Une menace sanitaire avérée
Le plastique est extrêmement dangereux, particulièrement lorsqu’il entre en contact avec des aliments. Plus de 16 000 substances chimiques sont utilisées dans la production de plastiques, mais seules 161 sont classées comme « non dangereuses » en raison du manque cruel de connaissances sur ces substances.
Un désastre écologique à tous les niveaux
La fabrication du plastique, dérivé du pétrole, est particulièrement polluante. Sa production représente à elle seule 5% des émissions mondiales de gaz à effet de serre. De l’extraction des matières premières jusqu’à la gestion des déchets, le plastique contribue massivement à la crise climatique mondiale et au pillage des ressources naturelles.
En France, environ 4,5 millions de tonnes de déchets plastiques sont générés chaque année, dont seulement 23% sont recyclés. Le reste finit dans la nature, et particulièrement dans l’Océan.
Sous l’effet du vent, des rayons UV, de l’oxygène et de la température, ces déchets se fragmentent progressivement en microplastiques. La moitié des microplastiques secondaires provient des emballages alimentaires à usage unique. Ces particules sont ingérées par les espèces marines – oiseaux, poissons, mammifères, végétaux – entraînant des effets inquiétants : baisse de l’ingestion d’aliments, risques de suffocation, changements comportementaux et modifications génétiques. En remontant la chaîne alimentaire, ces particules peuvent même potentiellement arriver jusque dans nos assiettes.
Si les politiques actuelles restent inchangées, la situation ne fera qu’empirer. Selon l’OCDE, en 2060, les rejets de plastiques dans l’environnement devraient doubler pour atteindre 44 millions de tonnes par an, tandis que la quantité de plastiques accumulée dans les milieux aquatiques sera multipliée par plus de trois.

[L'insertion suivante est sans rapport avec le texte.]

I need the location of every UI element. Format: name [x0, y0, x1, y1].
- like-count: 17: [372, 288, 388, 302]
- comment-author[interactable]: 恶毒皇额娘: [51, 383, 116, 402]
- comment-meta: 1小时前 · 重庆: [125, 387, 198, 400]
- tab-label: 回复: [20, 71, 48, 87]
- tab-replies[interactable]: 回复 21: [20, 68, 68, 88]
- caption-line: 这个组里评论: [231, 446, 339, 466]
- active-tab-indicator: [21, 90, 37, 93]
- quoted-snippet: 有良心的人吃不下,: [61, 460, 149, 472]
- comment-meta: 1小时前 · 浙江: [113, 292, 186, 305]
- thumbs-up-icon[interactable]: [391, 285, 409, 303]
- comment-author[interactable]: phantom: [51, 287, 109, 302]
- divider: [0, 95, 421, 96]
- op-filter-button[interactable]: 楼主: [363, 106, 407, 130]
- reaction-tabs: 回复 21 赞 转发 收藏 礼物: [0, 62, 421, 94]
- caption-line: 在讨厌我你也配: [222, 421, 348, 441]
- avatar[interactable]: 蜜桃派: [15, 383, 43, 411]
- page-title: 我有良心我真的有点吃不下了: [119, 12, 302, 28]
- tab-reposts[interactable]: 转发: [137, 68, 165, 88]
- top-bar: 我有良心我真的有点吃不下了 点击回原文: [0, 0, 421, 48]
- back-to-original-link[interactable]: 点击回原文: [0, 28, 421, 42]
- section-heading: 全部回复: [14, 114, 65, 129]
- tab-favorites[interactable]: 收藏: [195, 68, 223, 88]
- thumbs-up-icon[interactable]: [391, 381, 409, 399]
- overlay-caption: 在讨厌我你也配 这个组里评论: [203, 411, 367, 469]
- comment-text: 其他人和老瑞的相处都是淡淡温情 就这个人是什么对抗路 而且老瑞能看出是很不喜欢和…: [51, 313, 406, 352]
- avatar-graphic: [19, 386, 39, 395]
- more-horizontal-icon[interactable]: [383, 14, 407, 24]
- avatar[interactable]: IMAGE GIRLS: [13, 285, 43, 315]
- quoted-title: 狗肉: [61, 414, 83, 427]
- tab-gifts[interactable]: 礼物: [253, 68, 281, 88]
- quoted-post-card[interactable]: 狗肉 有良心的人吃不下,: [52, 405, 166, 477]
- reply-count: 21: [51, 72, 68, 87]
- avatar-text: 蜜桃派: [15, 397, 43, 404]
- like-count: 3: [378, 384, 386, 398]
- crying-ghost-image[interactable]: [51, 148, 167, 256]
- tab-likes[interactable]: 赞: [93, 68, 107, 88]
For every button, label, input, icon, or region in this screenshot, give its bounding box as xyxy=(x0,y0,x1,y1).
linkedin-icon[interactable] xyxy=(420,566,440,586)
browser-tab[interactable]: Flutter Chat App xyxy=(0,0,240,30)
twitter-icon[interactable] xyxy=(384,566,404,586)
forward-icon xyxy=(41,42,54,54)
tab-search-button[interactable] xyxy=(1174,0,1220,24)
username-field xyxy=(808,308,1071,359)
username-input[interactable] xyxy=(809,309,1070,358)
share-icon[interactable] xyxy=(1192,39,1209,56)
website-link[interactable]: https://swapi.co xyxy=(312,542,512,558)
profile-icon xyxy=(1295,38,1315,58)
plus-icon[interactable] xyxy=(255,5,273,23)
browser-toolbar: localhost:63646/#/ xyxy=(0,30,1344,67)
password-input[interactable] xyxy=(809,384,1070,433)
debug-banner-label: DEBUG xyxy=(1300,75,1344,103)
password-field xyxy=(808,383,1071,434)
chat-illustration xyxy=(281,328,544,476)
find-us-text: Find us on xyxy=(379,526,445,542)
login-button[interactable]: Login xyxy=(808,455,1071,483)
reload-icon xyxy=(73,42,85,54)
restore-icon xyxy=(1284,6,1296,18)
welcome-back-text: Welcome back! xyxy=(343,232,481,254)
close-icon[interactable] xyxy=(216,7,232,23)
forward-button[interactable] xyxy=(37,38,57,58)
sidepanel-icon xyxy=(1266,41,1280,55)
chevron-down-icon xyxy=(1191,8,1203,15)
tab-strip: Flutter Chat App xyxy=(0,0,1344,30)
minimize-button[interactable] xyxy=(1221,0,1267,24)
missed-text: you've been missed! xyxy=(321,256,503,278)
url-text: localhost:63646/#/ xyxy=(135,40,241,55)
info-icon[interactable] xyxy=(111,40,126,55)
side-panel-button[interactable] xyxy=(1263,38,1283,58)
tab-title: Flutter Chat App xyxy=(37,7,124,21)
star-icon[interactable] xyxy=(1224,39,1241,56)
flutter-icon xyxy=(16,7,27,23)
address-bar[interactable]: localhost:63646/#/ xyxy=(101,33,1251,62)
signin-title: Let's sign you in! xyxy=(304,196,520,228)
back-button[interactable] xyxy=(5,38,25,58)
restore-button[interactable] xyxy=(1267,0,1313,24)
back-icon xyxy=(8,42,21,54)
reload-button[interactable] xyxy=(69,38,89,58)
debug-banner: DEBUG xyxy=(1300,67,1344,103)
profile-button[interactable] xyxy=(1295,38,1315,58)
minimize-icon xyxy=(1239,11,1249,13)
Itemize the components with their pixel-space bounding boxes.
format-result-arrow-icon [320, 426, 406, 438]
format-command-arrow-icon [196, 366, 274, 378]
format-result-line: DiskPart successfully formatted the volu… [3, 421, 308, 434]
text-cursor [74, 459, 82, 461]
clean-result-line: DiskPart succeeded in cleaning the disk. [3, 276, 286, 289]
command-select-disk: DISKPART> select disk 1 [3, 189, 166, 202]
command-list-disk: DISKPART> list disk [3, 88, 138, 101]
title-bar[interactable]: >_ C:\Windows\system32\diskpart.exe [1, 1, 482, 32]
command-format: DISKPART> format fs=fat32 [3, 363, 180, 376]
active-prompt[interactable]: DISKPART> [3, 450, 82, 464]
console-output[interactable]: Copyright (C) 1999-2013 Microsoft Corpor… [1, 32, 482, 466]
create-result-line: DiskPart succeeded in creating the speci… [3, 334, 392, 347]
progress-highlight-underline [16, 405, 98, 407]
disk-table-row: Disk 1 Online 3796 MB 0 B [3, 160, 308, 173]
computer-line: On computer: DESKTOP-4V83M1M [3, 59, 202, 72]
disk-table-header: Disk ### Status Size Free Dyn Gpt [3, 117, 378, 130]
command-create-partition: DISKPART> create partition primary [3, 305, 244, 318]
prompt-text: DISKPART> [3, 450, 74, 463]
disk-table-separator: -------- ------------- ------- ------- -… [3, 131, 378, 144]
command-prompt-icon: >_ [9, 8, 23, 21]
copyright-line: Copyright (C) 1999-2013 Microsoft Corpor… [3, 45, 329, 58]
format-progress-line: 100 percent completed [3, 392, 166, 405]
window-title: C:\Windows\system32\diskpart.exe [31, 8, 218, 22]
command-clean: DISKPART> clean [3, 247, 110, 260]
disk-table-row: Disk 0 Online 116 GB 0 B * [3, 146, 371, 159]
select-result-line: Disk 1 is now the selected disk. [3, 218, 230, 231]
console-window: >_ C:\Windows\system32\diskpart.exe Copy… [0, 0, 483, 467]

La loi AGEC : un texte ambitieux mais insuffisamment appliqué
Face à ce constat alarmant, la France a adopté la loi anti-gaspillage pour une économie circulaire (AGEC) le 10 février 2020, dans le prolongement de la directive européenne SUP (Single-Use Plastic). Cette loi, qui s’articule autour de 130 articles en faveur de la lutte contre le gaspillage, fixe des objectifs ambitieux : réduire de 20% les emballages à usage unique d’ici 2025 et mettre fin à tous les plastiques jetables d’ici 2040.
Pour y parvenir, le texte interdit certains produits en plastique à usage unique, dont les couverts, les pailles, les couvercles à verre jetables et les contenants en polystyrène expansé.
Une application défaillante
Malheureusement, comme le révèle cette action en justice, la législation n’est pas respectée. Dans d’autres cas, les entreprises contournent ces interdictions en apposant des mentions trompeuses comme « recyclables » ou « réutilisables » sur des produits qui ne le sont absolument pas.
Attaquées de toutes parts par les industriels, sans véritables moyens de contrôle et en l’absence de sanctions réellement dissuasives, de nombreuses mesures sont aujourd’hui inefficaces.
Le résultat est sans appel : nous ne sommes pas sur la bonne trajectoire pour atteindre les objectifs fixés par la loi AGEC. Au contraire, la production d’emballages a augmenté de 3% entre 2021 et 2023.
Il est crucial que la France prenne les mesures nécessaires pour exiger le retrait de ces produits illégaux, sanctionner les entreprises contrevenantes, mais aussi donner plus de pouvoirs et de moyens à la Direction générale de la concurrence, de la consommation et de la répression des fraudes (DGCCRF), chargée de contrôler l’application de la loi.
À l’heure où les lobbies de l’industrie veulent enterrer la loi AGEC – et ils le disent explicitement –, la France doit agir pour conserver et renforcer ce texte essentiel pour sortir du tout plastique.